EU summit: V4 split over Ukraine
The European Union summit of March 19, 2026, clearly highlighted that the Visegrád cooperation can no longer be seen as a unified political bloc when it comes to the war in Ukraine. The meeting was dominated by a single issue: the roughly €90 billion EU loan package intended for Ukraine, which would have required unanimous approval – and ultimately failed due to Hungary’s veto.
At the center of the conflict in Brussels was support for Ukraine and Budapest’s resistance. Prime Minister Viktor Orbán maintained his position blocking the €90 billion EU loan at the summit (despite having previously agreed to it in December), and made it clear that he would not support the package until the dispute with Ukraine over the Druzhba pipeline, which delivers Russian oil, is resolved. According to Reuters, EU leaders “voiced strong frustration” over Hungary continuing to obstruct the decision. The situation became so tense that several leaders described the veto as a move undermining EU unity.
This alone would have marked a serious rupture, but from the perspective of the V4, an even more important development was that the other three countries responded in entirely different ways. Poland and the Czech Republic clearly aligned themselves with the pro-Ukraine camp, consistently supporting both financial and military aid. This position is not new, but in the current situation it stood in particularly sharp contrast to Hungary’s stance.
Slovakia’s position is more complex and illustrates the internal fault lines within the region. It did not veto at the summit, so it did not formally block the decision, but neither did it fully align with the majority position, and it did not sign the joint declaration. According to the Associated Press, the common statement supporting Ukraine was ultimately backed by 25 member states, with Hungary and Slovakia left out. This “half-step” fits well with the policy of Robert Fico’s government, which is trying to balance domestic political considerations with EU expectations.
Moreover, Slovakia has moved in tandem with Hungary on several occasions in recent weeks. The two countries jointly pushed their position on Russian oil supplies and previously blocked a new EU sanctions package against Russia together. The root of the dispute is that both countries are heavily dependent on Russian crude delivered via the Druzhba pipeline, and any disruption poses direct economic and political risks for them.

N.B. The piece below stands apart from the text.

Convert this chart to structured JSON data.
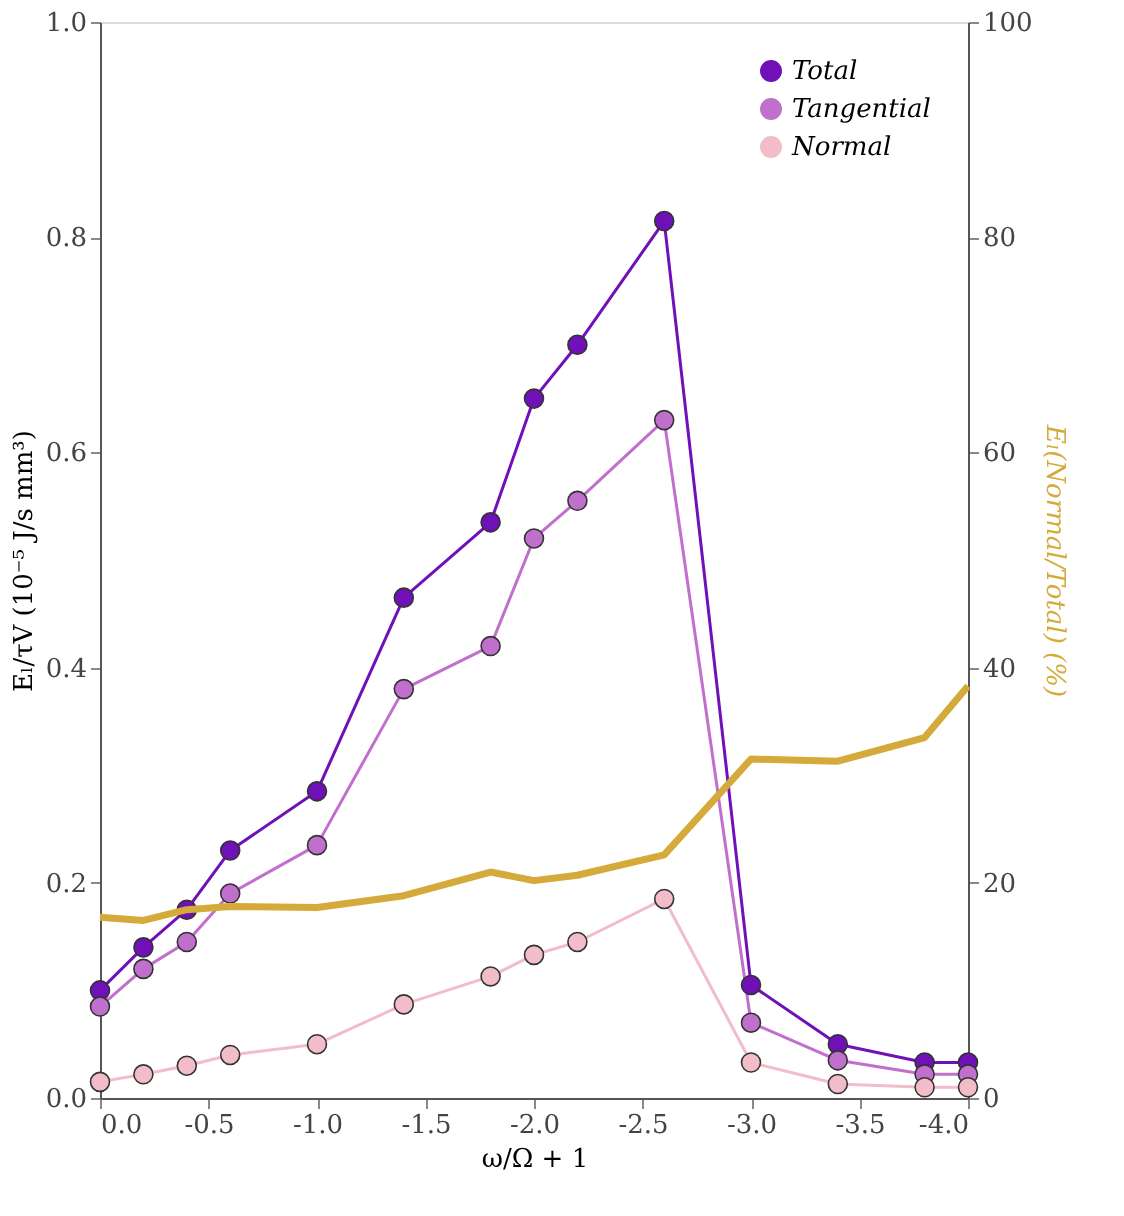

This energy dependence is now directly shaping their Ukraine policy. According to international reports, Hungary – and to some extent Slovakia as well – has tied its support for Ukraine to the restoration of oil supplies, while Kyiv views the disruptions more as a consequence of Russian attacks. At the heart of the dispute is the fact that the Druzhba pipeline plays a crucial role in both countries’ energy supply, and any interruptions generate serious domestic political pressure – especially in Hungary amid the election campaign.
By contrast, Poland and Romania – another key regional player – clearly represent the EU’s hardline pro-Ukraine position. They not only support financial packages but also treat Ukraine’s stabilization and integration as a strategic priority. At the summit, they stood firmly with the majority, a stance that ultimately contributed to Hungary’s isolation. The March 19 summit thus was not simply another debate over Ukraine, but a kind of litmus test: it showed that political coordination within the V4 has effectively broken down on this issue. While the Visegrád group once often acted together in opposition to Brussels, the current situation reveals a reality in which countries from the same regional bloc are positioning themselves against each other on one of the EU’s most important strategic questions.